Uno intuye cuál es su misión, su sueño, su estilo de darse y, de repente, comienza el camino

El camino de Jesús comienza con la invitación a la conversión y con la sanación de enfermedades y dolencias: «Entonces comenzó Jesús a predicar diciendo: – Convertíos, porque está cerca el reino de los cielos. Recorría toda Galilea, enseñando en las sinagogas y proclamando el Evangelio del Reino, curando las enfermedades y dolencias del pueblo». Mateo 4, 12-23.

Cuenta cómo empezó Jesús su vida pública. 30 años sin saber nada, oculto en Nazaret. Siempre es una aventura comenzar a caminar. Sacar por fin todo lo que está en el alma. Uno intuye cuál es su misión, su sueño, su estilo de darse y, de repente, comienza el camino. Comienza a desplegar hacia fuera lo que hasta ahora sólo estaba en su corazón.

Jesús tendría, como todos cuando empezamos algo, mucha ilusión de darse, de realizar la misión para la que había venido al mundo. También tendría la incertidumbre. No sabía cómo iba a ser, qué pasaría. Comenzó profundamente atado al Padre.

En pocas líneas, sin muchos detalles, el Evangelio nos cuenta dónde vivía Jesús, lo que hacía durante el día y cómo llamó a algunos a seguirle. Son sus comienzos. Lo cuenta muy sencillamente, como para situarnos. Recorría Galilea. Dejó Nazaret y se fue a la ciudad más cercana, a la orilla del lago Tiberíades.

Para Él sería muy familiar el paisaje de las barcas y la pesca, el lago y los pescadores. Era lo más cotidiano. Se trataba de su lugar para rezar, la montaña, el lago. Es bonito saber dónde vivía y dónde comenzó a dar sus primeros pasos. Jesús quería estar en la vida, en medio de los hombres. Dejó su lugar de infancia y comenzó en un nuevo lugar. María lo seguiría de cerca.

Jesús pasa en medio de los hombres, en medio de la cotidianeidad de su vida, en el trabajo, en sus problemas. Pasa predicando, curando, haciendo el bien. Con Él comienza el Reino de Dios entre los hombres. Y el signo visible para reconocer su presencia es la curación de enfermedades y dolencias.

Decía el Papa Francisco: «Un corazón misionero sabe de esos límites y se hace ‘débil con los débiles, todo para todos’ (1 Co 9,22).
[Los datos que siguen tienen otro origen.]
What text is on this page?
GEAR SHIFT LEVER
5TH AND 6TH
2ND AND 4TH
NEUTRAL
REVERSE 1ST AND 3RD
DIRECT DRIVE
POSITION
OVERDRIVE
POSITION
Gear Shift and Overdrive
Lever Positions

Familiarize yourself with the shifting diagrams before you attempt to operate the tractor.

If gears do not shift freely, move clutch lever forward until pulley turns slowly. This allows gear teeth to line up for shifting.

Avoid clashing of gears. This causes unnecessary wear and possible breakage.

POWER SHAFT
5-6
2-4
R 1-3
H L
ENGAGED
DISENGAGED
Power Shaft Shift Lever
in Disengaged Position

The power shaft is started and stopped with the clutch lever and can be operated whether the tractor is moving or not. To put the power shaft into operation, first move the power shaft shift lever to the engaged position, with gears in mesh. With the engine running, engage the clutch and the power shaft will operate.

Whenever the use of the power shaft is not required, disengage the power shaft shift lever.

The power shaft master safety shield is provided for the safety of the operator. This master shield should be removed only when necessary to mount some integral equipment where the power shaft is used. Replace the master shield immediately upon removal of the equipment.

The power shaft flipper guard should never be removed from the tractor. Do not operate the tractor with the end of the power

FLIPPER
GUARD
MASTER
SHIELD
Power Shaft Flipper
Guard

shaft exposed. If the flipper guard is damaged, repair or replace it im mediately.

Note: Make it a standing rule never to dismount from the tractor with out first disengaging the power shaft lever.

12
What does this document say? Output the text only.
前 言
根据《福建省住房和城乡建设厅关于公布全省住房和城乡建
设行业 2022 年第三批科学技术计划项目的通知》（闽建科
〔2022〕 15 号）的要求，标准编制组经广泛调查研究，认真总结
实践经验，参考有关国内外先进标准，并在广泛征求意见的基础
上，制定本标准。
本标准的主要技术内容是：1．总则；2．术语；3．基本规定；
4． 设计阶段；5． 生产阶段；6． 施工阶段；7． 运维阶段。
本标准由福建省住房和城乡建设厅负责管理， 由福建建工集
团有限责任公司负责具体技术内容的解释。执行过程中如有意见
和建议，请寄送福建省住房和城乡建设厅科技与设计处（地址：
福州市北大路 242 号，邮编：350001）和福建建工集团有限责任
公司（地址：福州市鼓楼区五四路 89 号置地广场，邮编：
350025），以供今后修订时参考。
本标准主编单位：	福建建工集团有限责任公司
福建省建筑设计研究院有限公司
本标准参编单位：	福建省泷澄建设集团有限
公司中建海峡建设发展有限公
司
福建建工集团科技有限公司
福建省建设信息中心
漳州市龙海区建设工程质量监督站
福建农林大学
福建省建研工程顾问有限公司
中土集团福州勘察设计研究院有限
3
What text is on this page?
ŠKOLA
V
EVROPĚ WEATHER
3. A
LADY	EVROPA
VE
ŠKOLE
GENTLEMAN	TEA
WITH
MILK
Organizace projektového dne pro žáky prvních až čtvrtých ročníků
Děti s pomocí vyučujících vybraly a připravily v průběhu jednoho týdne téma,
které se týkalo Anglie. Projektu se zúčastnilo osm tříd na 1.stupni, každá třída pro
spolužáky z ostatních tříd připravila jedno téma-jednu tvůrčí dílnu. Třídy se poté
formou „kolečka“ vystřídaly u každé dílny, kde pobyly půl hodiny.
Nunca se encierra, nunca se repliega en sus seguridades, nunca opta por la rigidez autodefensiva. No renuncia al bien posible, aunque corra el riesgo de mancharse con el barro del camino».

Sí, Jesús viene a calmar el sufrimiento del alma. El sufrimiento más oculto y el reconocido. Se involucra con los hombres. Le importan sus vidas, su dolor, sus sufrimientos. Corre el riesgo de mancharse con el barro del camino. No se queda escondido, protegido, seguro. No, se expone. Es la misión de Jesús, es nuestra misma misión, seguir sus pasos.

La vocación de los primeros apóstoles siempre nos conmueve. «Pasando junto al lago de Galilea, vio a dos hermanos, a Simón, al que llaman Pedro, y a Andrés, su hermano, que estaban echando el copo en el lago, pues eran pescadores. Les dijo: -Venid y seguidme, y os haré pescadores de hombres. Inmediatamente dejaron las redes y lo siguieron. Y, pasando adelante, vio a otros dos hermanos, a Santiago, hijo de Zebedeo, y a Juan, que estaban en la barca repasando las redes con Zebedeo, su padre. Jesús los llamó también. Inmediatamente dejaron la barca y a su padre y lo siguieron».

Jesús no quiere estar solo. Quiere compartir su misión, formar una comunidad, caminar con ellos. Los necesita y llama a algunos. Son los que van a acompañarle toda la vida. ¿Por qué los elige a ellos? Son dos parejas de hermanos. Los cuatro primeros.

En Lucas dice que se pasó toda la noche orando antes de elegirlos. Era un momento importante en su vida y necesitaba hablarlo con su Padre. De la montaña al lago, así era su vida en su comienzo.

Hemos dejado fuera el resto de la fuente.